What makes a good school?

House of Sims via Flickr

Some schools make staying in school a requirement to get a driver's license.

The "Building a Grad Nation" researchers looked at places where the graduation rate improved to see what was working.

Tennessee and West Virginia passed laws that required 15- to 18-year-old students to be enrolled and making progress in school in order to have a driver’s license, encouraging students to finish their diploma.

Graduation coaches in Georgia helped guide students who were on the verge of dropping out. Louisiana, South Carolina and Alabama developed early warning systems that flag students who are struggling in elementary and middle school.

New York City broke giant high schools up into smaller academies, giving students more individual attention, and Chicago emphasized charter schools that have more freedom to build creative programs such as business, technology or the arts.

The small town of Richmond, Ind., was outraged when its one high school was named a dropout factory in 2007 and held a public forum to figure out what to do. The town worked with parents and local leaders to create tutoring programs for struggling students, focused on transition periods such as elementary to middle school and middle to high school, changed the schedule to include longer periods and increase the likelihood of establishing teacher/student relationships, and partnered with local colleges to offer multiple pathways to graduation that enabled older students to complete graduation requirements outside high school.

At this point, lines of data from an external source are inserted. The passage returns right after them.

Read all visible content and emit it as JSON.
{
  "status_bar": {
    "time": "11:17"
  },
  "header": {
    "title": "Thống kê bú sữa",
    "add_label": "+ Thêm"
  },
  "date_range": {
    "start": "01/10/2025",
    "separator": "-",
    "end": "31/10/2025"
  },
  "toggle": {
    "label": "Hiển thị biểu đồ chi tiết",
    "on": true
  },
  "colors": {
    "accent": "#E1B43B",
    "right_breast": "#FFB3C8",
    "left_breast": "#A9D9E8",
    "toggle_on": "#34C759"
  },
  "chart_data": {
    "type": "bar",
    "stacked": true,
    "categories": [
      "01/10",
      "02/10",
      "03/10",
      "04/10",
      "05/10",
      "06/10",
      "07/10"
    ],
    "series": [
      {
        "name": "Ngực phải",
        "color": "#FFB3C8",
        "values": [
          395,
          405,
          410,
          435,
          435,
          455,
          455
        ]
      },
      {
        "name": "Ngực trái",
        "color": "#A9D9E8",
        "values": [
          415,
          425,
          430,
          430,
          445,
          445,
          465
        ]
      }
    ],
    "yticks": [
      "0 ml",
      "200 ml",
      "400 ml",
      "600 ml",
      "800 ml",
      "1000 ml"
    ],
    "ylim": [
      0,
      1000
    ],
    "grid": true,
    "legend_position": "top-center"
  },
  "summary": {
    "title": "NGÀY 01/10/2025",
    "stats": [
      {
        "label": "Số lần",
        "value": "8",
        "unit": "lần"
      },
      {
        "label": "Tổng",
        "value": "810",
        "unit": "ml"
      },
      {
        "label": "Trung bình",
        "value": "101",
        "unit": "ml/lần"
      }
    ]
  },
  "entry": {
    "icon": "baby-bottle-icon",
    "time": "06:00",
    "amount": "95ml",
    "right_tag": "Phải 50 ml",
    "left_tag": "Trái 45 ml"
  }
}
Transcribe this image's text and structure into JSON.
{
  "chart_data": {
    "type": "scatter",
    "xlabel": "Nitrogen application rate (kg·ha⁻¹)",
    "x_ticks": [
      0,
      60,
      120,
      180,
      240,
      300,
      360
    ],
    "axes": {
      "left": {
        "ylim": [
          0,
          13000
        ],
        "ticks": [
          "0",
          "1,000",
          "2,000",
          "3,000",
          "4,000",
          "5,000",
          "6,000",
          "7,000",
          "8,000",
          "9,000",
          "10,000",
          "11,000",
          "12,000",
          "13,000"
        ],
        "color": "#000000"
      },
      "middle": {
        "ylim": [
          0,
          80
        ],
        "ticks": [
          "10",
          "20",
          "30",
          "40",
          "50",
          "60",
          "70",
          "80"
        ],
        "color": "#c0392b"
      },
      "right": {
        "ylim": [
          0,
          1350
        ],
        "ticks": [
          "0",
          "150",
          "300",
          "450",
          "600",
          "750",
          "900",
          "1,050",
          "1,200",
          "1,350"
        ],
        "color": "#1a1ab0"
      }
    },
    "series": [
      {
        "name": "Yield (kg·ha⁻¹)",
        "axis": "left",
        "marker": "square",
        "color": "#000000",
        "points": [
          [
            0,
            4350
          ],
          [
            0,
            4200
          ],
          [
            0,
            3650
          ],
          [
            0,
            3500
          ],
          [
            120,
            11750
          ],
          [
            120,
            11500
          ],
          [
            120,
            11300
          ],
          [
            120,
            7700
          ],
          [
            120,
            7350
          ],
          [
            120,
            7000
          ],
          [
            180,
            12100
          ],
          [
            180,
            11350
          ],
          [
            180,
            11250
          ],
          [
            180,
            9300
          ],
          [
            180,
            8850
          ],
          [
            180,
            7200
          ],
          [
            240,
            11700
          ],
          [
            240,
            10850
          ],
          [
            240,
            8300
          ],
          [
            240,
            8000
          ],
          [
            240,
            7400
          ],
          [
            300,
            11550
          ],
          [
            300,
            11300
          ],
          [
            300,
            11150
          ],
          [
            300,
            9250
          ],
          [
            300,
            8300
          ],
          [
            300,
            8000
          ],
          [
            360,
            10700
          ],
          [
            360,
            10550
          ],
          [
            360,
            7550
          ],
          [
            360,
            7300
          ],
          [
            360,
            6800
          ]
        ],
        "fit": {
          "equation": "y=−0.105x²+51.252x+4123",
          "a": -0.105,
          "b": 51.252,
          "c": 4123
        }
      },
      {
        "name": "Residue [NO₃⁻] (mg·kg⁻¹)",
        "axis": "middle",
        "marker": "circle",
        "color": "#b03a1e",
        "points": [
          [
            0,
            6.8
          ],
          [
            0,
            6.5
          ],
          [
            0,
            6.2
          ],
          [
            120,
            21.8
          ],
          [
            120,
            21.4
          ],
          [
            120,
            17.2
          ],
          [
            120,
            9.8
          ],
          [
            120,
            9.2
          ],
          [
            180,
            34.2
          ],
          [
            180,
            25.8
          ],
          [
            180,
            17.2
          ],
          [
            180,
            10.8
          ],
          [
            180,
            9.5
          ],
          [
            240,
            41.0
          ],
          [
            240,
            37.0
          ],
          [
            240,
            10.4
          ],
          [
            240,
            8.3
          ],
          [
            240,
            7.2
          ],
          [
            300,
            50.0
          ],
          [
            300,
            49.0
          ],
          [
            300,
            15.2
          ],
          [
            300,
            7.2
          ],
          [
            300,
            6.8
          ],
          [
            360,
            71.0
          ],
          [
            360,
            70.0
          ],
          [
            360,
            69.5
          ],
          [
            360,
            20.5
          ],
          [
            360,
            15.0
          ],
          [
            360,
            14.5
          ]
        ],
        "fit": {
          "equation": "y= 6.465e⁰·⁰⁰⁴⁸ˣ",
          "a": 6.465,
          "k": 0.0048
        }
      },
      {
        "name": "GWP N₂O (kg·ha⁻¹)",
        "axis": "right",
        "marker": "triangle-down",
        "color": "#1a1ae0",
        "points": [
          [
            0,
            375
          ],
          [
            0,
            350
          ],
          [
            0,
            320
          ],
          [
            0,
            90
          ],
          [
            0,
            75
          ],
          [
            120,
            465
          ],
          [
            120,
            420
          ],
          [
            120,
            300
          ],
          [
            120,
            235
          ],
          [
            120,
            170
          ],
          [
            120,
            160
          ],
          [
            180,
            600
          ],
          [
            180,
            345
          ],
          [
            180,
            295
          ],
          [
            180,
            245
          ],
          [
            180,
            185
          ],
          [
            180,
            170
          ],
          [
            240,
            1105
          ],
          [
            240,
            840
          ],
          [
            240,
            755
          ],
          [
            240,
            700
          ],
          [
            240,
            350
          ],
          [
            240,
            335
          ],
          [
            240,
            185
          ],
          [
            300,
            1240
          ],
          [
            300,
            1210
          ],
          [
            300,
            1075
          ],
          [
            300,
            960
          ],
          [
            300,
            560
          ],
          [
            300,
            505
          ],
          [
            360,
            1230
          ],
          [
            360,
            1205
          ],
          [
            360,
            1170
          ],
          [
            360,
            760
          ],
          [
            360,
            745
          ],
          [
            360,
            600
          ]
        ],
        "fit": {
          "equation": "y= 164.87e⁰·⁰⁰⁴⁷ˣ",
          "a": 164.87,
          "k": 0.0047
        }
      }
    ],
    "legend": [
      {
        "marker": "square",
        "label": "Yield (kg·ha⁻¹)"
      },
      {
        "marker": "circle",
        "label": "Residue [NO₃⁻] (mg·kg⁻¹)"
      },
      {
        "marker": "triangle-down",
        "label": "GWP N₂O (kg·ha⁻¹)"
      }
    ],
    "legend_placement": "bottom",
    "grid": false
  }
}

Now the graduation rate at Richmond High School is more than 80 percent -- up from 53 in 2006 -- and more than 75 percent of students attend college.

A ‘Civic Marshall Plan’ to rebuild America's schools

wikimedia commons

Former Secretary of State Colin Powell started America's Promise Alliance, an organization that published a report on America's schools and proposes a way to fix them.

Researchers hope that identifying what works can help struggling communities come up with a plan of action. America's Promise Alliance, the organization started by former Secretary of State Colin Powell and his wife that published the report, has called for a Civic Marshall Plan to fix the system.

Just as the Marshall Plan of the 1940s rebuilt the war-torn countries of Europe after World War II, the Civic Marshall Plan would "mobilize America to end the high school dropout crisis and prepare young people for college and success in the 21st century."

Success would mean that 90 percent of current third graders graduate high school in 2020, which would put America back at the top of the list of the highest proportion of college graduates in the world.